Granted, the Special Goodness aren’t a math rock band, but let’s do a little math rock anyway. What do you get when you add Pat Wilson from Weezer and Atom Willard, formerly of Rocket from the Crypt? Well, it’s a trick question, because there are several answers. The short answer is, Land Air Sea, duo’s sophomore disc. The glib answer is, A band that is less than the sum of its parts, and the slightly less glib answer is, An independently released vanity project that should have stayed that way, but got picked up for a wide release by Epitaph Records.

The cynic in me thinks that I wouldn’t even be reviewing this album if some dude from Weezer weren’t involved. This collection of warmed-over power pop wouldn’t have shown up on anyone’s radar if it weren’t for Wilson’s day job as Weezer’s drummer. I suppose Wilson has to do something while waiting for Rivers Cuomo’s nest spell of graphomania, but to foist this album on an unsuspecting populace sullies the Weezer name (yes, I know: Cuomo did that with The Green Album. I don’t want any angry letters).

cover art

The Special Goodness

Land Air Sea

US: 20 Jan 2004
UK: 19 Jan 2004

If you wanna get down to brass tacks, Land Air Sea was actually released on Wilson’s own label, N.O.S., back in March of 2003. Normally, with a small, home-recorded album, that’s where the story ends. But it’s all in who you know, and somehow the album landed in the hands of Epitaph’s Brett Gurewitz, who deigned to release the album on his label, after some remixing by Joe Barresi, who has worked with Weezer, circa Pinkerton.

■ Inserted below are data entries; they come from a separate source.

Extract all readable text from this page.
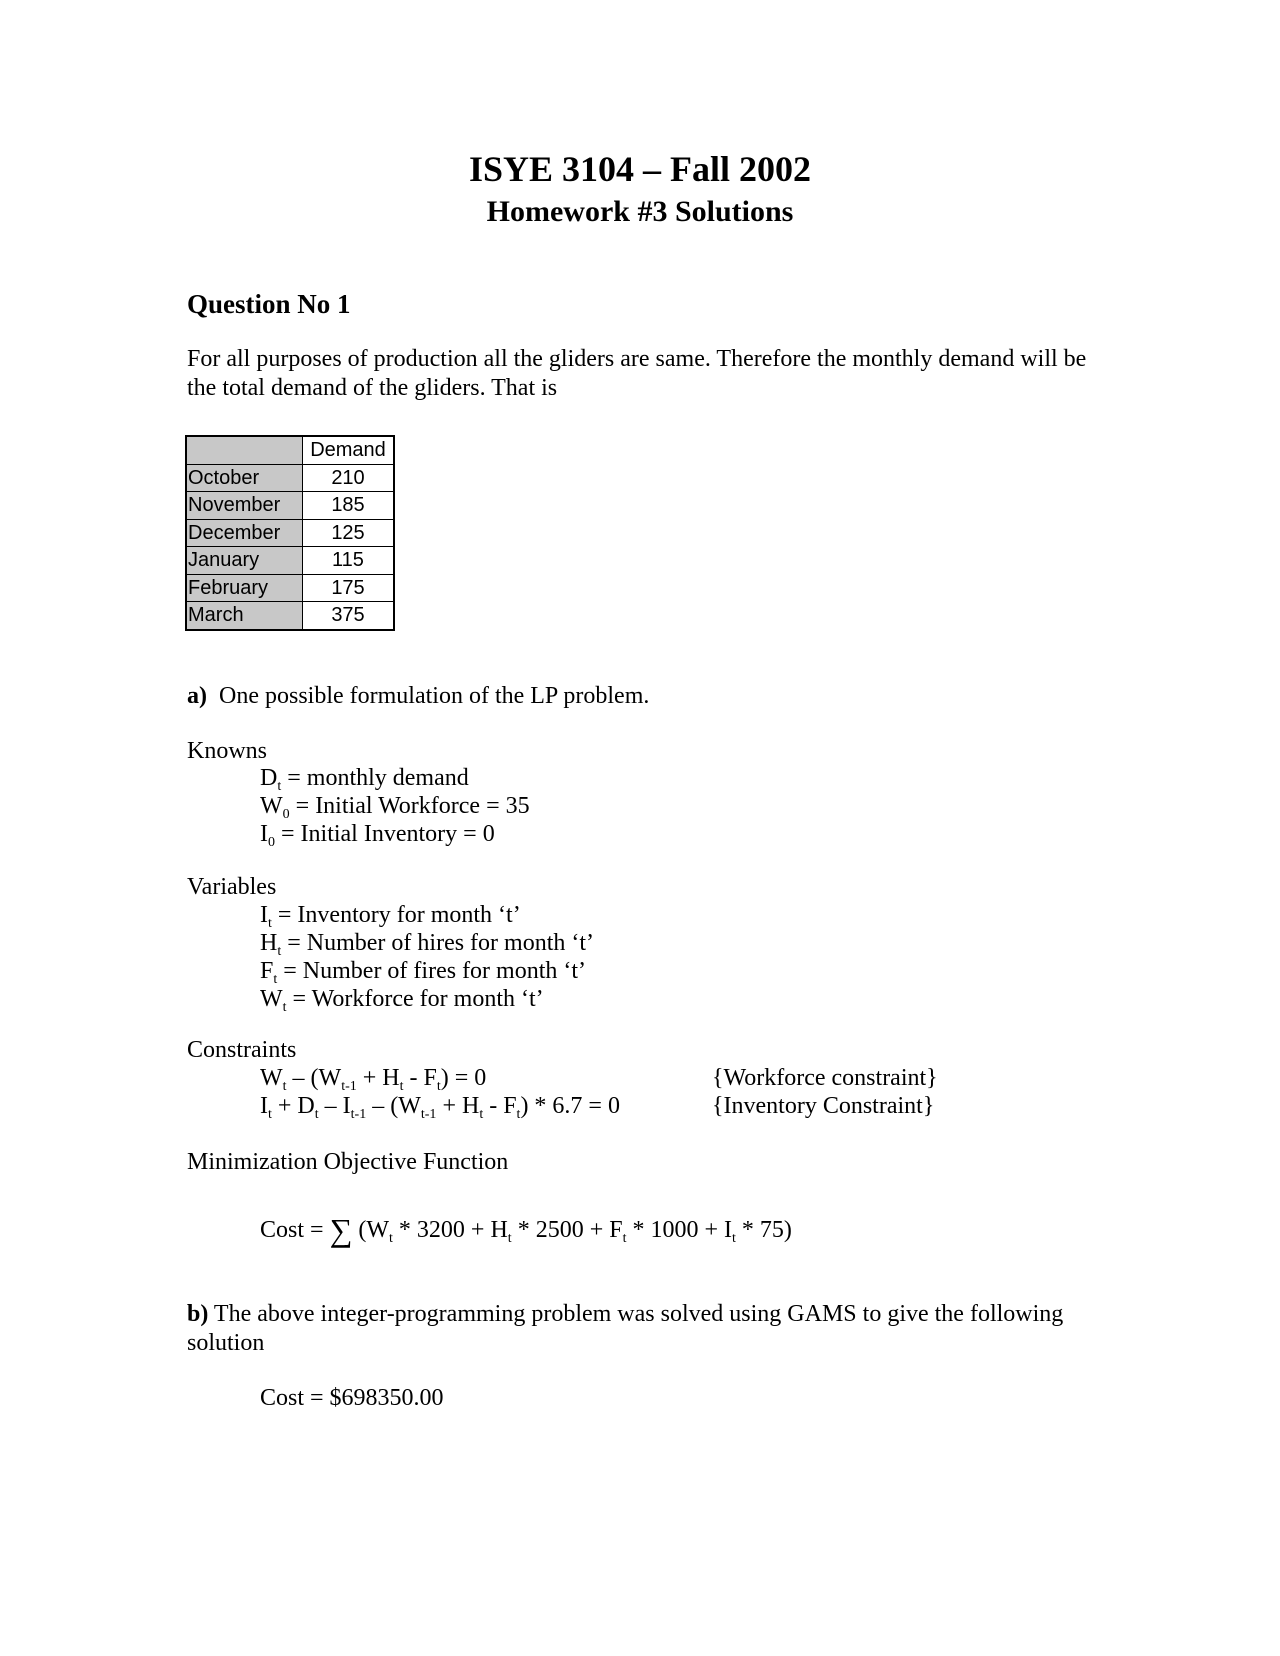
ISYE 3104 – Fall 2002
Homework #3 Solutions
Question No 1
For all purposes of production all the gliders are same. Therefore the monthly demand will be the total demand of the gliders. That is
	Demand
October	210
November	185
December	125
January	115
February	175
March	375
a) One possible formulation of the LP problem.
Knowns
$D_t$ = monthly demand
$W_0$ = Initial Workforce = 35
$I_0$ = Initial Inventory = 0
Variables
$I_t$ = Inventory for month ‘t’
$H_t$ = Number of hires for month ‘t’
$F_t$ = Number of fires for month ‘t’
$W_t$ = Workforce for month ‘t’
Constraints
$W_t - (W_{t-1} + H_t - F_t) = 0$	{Workforce constraint}
$I_t + D_t - I_{t-1} - (W_{t-1} + H_t - F_t) * 6.7 = 0$	{Inventory Constraint}
Minimization Objective Function
Cost = ∑ $(W_t * 3200 + H_t * 2500 + F_t * 1000 + I_t * 75)$
b) The above integer-programming problem was solved using GAMS to give the following solution
Cost = $698350.00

Of course, Barresi is only as good as the materials he’s given to work with. Wilson’s flat, plain voice is evocative of Built to Spill’s Doug Martsch at its best (“Pardon Me”), emo-whiny at its worst (“You Know I’d Like…”). And you’d think that Wilson could have picked up a catchy guitar hook that might have fallen out of Rivers Cuomo’s back pocket, but unfortunately that doesn’t seem to be the case. The album’s first six songs blur together—they’re upbeat and fist pumping, sure, but so are John Edwards and Howard “Yeaagh!” Dean, and nobody’s looking to rock out with them. This is picky, but additional points are deducted because “Day in the Autumn” sounds way too summery.

At best, the songs on Land Air Sea are three-minute-long delivery systems for some decent guitar solos. At first, the solos are a tad jarring—on unassuming opener “You Know I’d Like…” Wilson pulls back the curtains and unveils a solo straight outta “November Rain”—then they grow on you (after all, who can’t appreciate a guitar solo in a three-minute pop song?), and finally you realize the solos all sound alike. That might work for Dave Davies on “All Day and All of the Night” and “You Really Got Me”, but then Davies all but invented punk with those solos and the Special Goodness amount to guitar solo wankers.

A few tunes do stand out from the pack. “Whatever’s Going On” benefits from being the first tune to ease up off the gas—though it is the seventh track, and by then you’ve already decided whether to junk or crunk the album. “Pardon Me” is literally about good manners—it’s the most polite pop song since “Please Please Me”. And “Inside Your Heart” is as cheesy as a song with such a title could be, but it also boasts their most soaring chorus and is probably the album’s best track.

In a world populated by ace power poppers like Fountains of Wayne, Brendan Benson and heck, even Weezer, there’s no need for the middling power pop that Wilson and Willard are trafficking. These guys’ résumés have earned them the right to do as they please, but they should keep it to themselves. Weezer fans are a delicate bunch as it is; to offer this sub-par release from a side project is just cruel.